It’s one thing to make sure you have enough room on your hard drive for every episode of Star Trek. It’s quite another to make room for a petabyte — a million gigabytes — of data for a billion stars in our galaxy and even beyond.
If you’ve ever wondered how Star Trek’s computer banks could possibly store the locations and trajectories of all those conveniently located class M planets, look no further than Gaia, one of the European Space Agency’s scientific programs. Gaia’s mission: to gather immense amounts of data on a billion stars and other objects over a five-year period, process it over a seventeen-year period and reconstruct the most precise 3D map of our galaxy ever created.
Xavier Luri is the current leader of the Gaia Archive and one of the original authors of the Gaia mission proposal. I met Luri earlier this year over Skype, and we discussed the literally astronomical scope of this mission and its peculiar data challenges. In our email exchanges more recently, Luri mentioned that in his PowerPoint presentations he often compares the Star Trek universe and the actual span of the Gaia catalogue. “I think it makes a nice comparison,” he said.
Gaia’s data challenge has already begun. The Gaia spacecraft was launched in December 2013 from French Guiana and has already started to record information with the help of its twin telescopes, deployable sunshield, micro-propulsion system and 1,000-megapixel, high-resolution image sensor.
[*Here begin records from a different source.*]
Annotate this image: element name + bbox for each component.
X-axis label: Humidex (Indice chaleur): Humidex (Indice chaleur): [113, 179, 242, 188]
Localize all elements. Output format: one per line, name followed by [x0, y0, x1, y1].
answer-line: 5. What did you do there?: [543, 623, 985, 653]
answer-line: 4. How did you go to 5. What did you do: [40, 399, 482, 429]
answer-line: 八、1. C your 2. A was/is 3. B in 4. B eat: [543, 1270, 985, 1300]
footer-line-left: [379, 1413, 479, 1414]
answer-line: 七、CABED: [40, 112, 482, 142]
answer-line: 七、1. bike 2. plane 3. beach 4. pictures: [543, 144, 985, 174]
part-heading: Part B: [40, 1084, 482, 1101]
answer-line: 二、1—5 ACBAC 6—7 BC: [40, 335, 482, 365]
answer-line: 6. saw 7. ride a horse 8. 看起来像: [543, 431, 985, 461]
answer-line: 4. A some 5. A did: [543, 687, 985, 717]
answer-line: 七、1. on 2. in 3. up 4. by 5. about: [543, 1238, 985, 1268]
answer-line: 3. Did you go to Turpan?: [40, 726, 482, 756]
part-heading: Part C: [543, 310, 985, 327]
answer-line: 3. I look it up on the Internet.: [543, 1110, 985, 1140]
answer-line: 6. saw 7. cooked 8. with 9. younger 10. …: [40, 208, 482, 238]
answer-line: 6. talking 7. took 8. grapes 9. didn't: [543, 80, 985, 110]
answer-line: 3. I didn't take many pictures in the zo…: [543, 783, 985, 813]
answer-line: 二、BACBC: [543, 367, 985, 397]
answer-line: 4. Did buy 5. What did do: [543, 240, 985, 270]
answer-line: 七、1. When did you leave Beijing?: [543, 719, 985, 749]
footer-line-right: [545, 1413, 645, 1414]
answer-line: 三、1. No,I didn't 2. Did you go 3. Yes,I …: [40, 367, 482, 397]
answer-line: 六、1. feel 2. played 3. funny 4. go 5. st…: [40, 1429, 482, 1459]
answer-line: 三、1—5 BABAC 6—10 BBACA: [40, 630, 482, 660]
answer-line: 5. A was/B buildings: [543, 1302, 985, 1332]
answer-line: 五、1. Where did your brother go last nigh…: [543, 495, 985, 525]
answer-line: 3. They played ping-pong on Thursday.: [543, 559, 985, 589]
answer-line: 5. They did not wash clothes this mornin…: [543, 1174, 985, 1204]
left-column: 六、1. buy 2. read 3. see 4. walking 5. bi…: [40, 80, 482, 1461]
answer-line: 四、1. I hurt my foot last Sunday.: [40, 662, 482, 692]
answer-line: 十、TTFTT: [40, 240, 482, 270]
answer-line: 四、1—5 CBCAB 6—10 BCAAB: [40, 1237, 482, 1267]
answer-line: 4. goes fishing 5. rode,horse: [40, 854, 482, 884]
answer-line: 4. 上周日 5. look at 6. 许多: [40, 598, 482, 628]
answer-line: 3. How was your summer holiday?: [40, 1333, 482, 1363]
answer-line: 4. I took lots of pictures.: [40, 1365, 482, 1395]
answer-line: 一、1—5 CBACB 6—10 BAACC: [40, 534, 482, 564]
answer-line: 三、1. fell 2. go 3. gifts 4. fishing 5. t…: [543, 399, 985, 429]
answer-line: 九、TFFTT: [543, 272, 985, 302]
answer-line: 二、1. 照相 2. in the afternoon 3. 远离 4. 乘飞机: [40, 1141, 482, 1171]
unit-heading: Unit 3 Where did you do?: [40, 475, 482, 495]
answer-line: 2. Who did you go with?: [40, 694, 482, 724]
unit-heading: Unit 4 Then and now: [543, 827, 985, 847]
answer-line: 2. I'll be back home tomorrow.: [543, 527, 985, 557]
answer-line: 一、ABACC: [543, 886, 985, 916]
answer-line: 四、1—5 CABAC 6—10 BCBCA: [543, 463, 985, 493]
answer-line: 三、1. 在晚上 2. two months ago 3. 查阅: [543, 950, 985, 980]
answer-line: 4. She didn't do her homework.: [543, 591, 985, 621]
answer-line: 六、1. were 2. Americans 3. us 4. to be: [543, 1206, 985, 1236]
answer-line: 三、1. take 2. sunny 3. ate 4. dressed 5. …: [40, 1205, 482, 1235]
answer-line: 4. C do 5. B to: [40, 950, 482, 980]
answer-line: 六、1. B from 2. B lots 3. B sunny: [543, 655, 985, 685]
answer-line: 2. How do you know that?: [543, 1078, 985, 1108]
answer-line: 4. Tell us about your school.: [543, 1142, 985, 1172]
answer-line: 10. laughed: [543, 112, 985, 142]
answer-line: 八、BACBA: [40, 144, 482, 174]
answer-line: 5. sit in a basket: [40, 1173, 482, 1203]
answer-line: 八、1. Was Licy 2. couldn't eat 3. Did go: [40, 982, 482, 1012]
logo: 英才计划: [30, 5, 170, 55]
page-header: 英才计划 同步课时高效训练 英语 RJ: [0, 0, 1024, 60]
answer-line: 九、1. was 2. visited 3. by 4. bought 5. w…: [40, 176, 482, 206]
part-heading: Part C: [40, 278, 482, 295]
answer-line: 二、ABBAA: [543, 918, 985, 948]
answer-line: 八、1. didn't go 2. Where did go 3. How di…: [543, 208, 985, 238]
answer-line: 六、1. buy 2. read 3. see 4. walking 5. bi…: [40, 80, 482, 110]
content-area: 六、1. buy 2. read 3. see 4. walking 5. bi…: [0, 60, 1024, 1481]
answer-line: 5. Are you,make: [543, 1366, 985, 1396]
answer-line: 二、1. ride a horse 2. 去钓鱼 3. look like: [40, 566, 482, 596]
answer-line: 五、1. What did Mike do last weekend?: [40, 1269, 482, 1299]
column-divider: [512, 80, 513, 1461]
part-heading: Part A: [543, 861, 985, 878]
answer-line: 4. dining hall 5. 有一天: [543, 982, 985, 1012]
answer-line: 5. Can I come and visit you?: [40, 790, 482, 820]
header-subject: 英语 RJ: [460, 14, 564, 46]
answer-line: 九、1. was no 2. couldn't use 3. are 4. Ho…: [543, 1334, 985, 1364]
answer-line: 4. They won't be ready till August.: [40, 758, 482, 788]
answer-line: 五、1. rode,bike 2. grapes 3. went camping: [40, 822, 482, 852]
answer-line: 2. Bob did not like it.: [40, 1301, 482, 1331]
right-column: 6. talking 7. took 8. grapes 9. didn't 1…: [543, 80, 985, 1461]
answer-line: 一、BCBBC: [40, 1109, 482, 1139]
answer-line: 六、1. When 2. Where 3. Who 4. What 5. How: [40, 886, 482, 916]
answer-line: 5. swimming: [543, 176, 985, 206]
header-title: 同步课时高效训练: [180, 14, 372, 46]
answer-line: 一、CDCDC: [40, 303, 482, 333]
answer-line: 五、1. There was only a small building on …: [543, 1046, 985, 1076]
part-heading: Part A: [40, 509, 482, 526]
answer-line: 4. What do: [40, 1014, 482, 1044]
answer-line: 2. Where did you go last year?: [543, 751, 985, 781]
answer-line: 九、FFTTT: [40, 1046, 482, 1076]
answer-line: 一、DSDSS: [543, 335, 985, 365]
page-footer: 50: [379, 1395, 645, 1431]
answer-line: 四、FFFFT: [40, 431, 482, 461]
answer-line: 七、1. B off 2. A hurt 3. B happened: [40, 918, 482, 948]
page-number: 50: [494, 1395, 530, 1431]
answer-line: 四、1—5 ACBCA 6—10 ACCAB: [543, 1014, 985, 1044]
A form of triangulation, known as parallax in the astronomy world, is used to determine the distance between the object and the spacecraft, which orbits the Earth at a distance of about 930,000 miles (the “L2 point”). The distance of a star, together with its position in the sky, which Gaia also measures, will allow researchers to obtain the full 3D position of each star, along with many other objects of interest: galaxies, quasars, extragalactic supernovae, asteroids and other complex and curious bits of the universe.
The raw astrometry, photometry and spectroscopy data that will be collected by the Gaia spacecraft (estimated to be approximately 150 terabytes, or 150,000 gigabytes of information total) will be transmitted back to Earth via Gaia’s high-gain antenna to be processed. Other needed calculations, such as luminosity, composition, temperature and gravity, will be derived from the raw data. This additional processing, however, is where data storage and management get especially tricky.
“To appreciate the complexity of the data processing,” Luri said, “the data processing consortium consists of more than 450 scientists and engineers from 24 countries.” The DPAC team, which has six different data processing centers around Europe, has been working since 2006 and is scheduled to finish processing the raw data from Gaia around 2023. In the end, it will be enough information to fill 1.5 million CD-ROMs. Between now and then, information will be released in stages into the hands of eagerly awaiting astrophysicists.
Star Trek’s Lieutenant Commander Data himself, with his unbelievable android storage capacity of eight hundred quadrillion bits, is actually only a factor of one hundred ahead of the total digital space that Gaia requires for its own space mission. A data challenge, indeed.